The art market remains thoroughly international, yet the explosion in cross-cultural ties between the Arabian Gulf and the West is undeniable, as the centre of the art world suddenly looks further east than it once did. Museums, from the Science Museum in London to the Pompidou Centre in Paris, are striking deals with Middle Eastern states, while both Sotheby’s and Christie’s, the world’s leading fine art auction houses, are hosting major exhibitions showcasing Saudi art this summer.

In Saudi Arabia, in some ways the approach seems to be “build it and they will come”. We can be left in no doubt that they will build a museum, either in Riyadh or in Al-Ula, the ancient oasis city being developed as a centre of culture and tourism. But only if there’s something worth looking at inside. “Once you have those physical buildings, you need to fill them. They want these museums to be attractive locally and internationally,” Fasche says. Salvator Mundi would do it.

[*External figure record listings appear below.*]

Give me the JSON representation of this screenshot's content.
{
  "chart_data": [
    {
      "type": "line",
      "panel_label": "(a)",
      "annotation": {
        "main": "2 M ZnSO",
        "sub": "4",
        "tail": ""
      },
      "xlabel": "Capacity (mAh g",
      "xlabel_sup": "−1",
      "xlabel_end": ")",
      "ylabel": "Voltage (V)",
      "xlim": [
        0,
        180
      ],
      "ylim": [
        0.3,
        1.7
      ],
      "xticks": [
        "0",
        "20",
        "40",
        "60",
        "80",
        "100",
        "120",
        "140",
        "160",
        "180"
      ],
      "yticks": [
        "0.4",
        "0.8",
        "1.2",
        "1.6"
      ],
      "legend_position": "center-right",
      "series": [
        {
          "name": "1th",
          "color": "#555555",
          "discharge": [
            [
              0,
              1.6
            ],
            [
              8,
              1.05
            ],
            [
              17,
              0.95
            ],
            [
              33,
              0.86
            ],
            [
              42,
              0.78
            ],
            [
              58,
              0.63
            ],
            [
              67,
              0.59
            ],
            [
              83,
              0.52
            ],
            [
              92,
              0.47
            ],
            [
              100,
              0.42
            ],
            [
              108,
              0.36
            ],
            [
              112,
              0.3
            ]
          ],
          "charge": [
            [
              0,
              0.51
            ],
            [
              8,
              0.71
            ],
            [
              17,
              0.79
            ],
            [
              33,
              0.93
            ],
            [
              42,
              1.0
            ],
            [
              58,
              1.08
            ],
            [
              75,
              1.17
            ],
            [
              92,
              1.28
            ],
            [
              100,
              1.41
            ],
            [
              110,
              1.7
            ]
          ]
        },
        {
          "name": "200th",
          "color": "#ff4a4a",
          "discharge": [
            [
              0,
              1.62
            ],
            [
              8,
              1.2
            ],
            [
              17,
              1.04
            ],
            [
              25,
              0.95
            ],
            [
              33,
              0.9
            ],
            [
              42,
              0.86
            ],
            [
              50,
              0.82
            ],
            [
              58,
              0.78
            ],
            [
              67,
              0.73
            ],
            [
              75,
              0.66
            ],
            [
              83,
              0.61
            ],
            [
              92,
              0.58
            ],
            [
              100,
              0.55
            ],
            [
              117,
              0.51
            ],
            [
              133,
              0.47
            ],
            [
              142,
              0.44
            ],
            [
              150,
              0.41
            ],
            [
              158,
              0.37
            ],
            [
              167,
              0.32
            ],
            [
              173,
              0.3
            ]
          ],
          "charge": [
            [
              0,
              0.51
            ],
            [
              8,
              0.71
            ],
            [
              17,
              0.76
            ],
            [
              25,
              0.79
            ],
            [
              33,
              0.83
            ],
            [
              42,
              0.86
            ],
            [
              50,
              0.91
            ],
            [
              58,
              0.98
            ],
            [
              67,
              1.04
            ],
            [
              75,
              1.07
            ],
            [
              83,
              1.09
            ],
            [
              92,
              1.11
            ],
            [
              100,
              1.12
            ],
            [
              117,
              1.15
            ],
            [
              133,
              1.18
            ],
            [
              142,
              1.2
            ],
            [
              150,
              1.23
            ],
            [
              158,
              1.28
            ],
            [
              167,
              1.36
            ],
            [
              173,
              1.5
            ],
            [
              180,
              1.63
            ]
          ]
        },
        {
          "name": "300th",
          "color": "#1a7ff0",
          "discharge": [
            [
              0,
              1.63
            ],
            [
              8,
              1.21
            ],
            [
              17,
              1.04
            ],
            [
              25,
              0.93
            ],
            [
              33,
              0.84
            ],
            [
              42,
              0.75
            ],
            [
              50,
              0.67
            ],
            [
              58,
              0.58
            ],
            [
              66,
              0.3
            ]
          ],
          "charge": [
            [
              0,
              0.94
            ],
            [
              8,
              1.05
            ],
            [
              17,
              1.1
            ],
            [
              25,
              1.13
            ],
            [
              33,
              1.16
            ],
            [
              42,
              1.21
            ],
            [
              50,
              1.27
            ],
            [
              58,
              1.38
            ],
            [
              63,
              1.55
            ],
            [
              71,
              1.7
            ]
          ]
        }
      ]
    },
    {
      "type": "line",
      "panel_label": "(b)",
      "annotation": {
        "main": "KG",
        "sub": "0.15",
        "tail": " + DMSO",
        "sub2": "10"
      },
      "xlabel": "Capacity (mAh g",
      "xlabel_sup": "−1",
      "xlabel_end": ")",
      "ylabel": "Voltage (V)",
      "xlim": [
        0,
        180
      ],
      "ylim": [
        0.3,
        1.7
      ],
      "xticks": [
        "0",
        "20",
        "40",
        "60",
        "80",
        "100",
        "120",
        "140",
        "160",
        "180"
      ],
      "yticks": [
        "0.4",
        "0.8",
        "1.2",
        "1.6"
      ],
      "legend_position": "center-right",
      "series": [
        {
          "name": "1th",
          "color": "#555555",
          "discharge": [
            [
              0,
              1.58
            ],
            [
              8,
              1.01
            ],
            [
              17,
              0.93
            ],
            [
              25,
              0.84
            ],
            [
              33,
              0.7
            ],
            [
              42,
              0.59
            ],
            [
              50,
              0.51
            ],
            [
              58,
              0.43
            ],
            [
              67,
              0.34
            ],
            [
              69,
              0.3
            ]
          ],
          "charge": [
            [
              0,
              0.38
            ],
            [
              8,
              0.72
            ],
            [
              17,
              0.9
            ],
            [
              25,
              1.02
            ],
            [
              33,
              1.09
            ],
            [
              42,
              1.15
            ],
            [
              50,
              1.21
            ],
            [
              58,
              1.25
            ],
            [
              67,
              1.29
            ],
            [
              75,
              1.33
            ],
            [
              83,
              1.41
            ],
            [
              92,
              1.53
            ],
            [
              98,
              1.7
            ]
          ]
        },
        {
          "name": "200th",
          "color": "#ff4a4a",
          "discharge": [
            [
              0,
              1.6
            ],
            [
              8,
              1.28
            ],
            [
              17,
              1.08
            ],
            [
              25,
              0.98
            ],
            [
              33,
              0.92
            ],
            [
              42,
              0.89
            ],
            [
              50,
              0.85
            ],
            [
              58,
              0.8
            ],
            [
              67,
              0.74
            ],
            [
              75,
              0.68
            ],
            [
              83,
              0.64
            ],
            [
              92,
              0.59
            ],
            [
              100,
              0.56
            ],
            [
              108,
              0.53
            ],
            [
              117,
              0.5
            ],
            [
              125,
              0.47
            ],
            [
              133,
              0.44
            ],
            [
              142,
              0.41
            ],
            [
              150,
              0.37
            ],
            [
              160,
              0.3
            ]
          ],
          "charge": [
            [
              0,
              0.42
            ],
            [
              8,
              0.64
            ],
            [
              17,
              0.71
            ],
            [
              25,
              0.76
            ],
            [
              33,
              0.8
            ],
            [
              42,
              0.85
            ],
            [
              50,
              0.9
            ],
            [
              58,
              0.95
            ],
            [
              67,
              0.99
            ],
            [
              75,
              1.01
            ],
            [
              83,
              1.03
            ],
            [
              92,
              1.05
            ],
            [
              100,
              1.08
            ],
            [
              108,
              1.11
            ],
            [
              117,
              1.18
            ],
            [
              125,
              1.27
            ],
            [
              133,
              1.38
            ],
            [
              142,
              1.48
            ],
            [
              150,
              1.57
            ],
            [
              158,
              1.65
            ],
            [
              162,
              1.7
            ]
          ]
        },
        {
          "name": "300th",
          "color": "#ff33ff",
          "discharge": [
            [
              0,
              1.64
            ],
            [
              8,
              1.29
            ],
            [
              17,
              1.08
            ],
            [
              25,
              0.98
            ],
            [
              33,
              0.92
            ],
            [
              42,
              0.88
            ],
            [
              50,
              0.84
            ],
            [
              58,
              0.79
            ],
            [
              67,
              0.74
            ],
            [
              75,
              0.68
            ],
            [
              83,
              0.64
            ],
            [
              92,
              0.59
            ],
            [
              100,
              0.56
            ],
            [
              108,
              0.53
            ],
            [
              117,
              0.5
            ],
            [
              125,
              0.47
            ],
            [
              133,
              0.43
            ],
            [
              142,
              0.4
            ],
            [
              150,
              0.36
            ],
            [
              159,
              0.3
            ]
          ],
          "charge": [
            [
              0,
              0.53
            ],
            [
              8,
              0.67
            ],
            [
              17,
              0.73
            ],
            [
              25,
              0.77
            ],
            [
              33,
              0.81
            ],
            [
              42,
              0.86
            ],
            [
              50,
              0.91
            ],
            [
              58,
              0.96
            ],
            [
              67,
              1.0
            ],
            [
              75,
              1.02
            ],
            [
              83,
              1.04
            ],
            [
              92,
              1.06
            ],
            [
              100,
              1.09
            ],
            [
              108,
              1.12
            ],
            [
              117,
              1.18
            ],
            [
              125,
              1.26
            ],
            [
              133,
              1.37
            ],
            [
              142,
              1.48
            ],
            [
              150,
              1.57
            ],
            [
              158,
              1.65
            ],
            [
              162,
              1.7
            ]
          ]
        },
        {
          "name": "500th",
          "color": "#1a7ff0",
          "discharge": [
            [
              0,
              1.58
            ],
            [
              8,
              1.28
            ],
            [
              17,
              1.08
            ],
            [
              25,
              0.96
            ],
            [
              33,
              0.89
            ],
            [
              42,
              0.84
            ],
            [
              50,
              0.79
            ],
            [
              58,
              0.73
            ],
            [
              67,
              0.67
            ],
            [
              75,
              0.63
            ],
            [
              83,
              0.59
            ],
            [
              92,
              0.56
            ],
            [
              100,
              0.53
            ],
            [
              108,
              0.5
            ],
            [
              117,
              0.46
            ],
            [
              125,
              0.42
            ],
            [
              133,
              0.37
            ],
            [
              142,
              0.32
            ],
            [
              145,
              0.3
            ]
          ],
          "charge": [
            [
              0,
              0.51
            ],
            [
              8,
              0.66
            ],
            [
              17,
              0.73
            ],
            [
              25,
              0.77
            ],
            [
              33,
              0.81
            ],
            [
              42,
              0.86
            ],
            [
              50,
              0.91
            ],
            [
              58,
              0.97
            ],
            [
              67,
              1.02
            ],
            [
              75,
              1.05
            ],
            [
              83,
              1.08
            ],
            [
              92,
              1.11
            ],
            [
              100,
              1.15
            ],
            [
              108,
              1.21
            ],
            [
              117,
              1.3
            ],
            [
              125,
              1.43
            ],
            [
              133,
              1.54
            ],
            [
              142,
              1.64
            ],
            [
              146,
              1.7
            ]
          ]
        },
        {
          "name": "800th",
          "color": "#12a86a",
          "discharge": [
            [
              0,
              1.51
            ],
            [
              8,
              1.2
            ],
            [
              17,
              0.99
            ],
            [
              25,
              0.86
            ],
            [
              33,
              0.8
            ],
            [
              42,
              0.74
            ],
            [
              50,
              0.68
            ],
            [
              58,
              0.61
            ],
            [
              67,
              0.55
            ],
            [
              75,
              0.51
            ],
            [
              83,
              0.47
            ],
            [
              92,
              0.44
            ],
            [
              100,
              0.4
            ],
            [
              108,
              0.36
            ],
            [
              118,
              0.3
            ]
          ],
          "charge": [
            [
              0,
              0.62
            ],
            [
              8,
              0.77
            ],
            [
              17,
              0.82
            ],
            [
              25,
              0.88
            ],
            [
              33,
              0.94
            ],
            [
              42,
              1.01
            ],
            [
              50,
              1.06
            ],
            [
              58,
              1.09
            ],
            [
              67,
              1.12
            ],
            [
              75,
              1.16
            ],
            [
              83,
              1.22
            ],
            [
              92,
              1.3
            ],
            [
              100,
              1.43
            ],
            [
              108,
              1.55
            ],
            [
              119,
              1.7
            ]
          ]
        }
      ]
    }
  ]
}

Not all of this, Fasche points out, is a simple case of buying masterpieces for the sake of it. “There is a lot of activity in the region, and a lot of capital that can be spent on artworks, programming, infrastructure, and things move quite quickly [there], and there is collaboration with experts from Greece or France or wherever, to get them up to speed. Which makes a lot of sense.”

The key question, she adds, is “What culture are they promoting? Is it their culture? Is it an international culture? Is it Western art?” Some people take a critical perspective on that, given the often unsavoury actions of countries like Saudi Arabia – not least the 2018 murder and dismemberment in a Saudi embassy of the dissident journalist Jamal Khashoggi. The focus on their forays into the art world might help push their less savoury human rights records off the agenda. Yet Western advisors continue to fill arts posts in the country.

Fasche has faith in the power of art as only a good thing, especially if there are outsiders involved. Her young students, on the other hand, weren’t so sure. “Just this morning, I asked my students whether they would take such an advisory role later in their careers, and they were completely divided. Some said it would be a great opportunity to be part of something so exciting, and others said absolutely not, it would tarnish their reputation,” she says.

“So there is no one view on it.” In art, that’s always the way. And MBS is counting on it.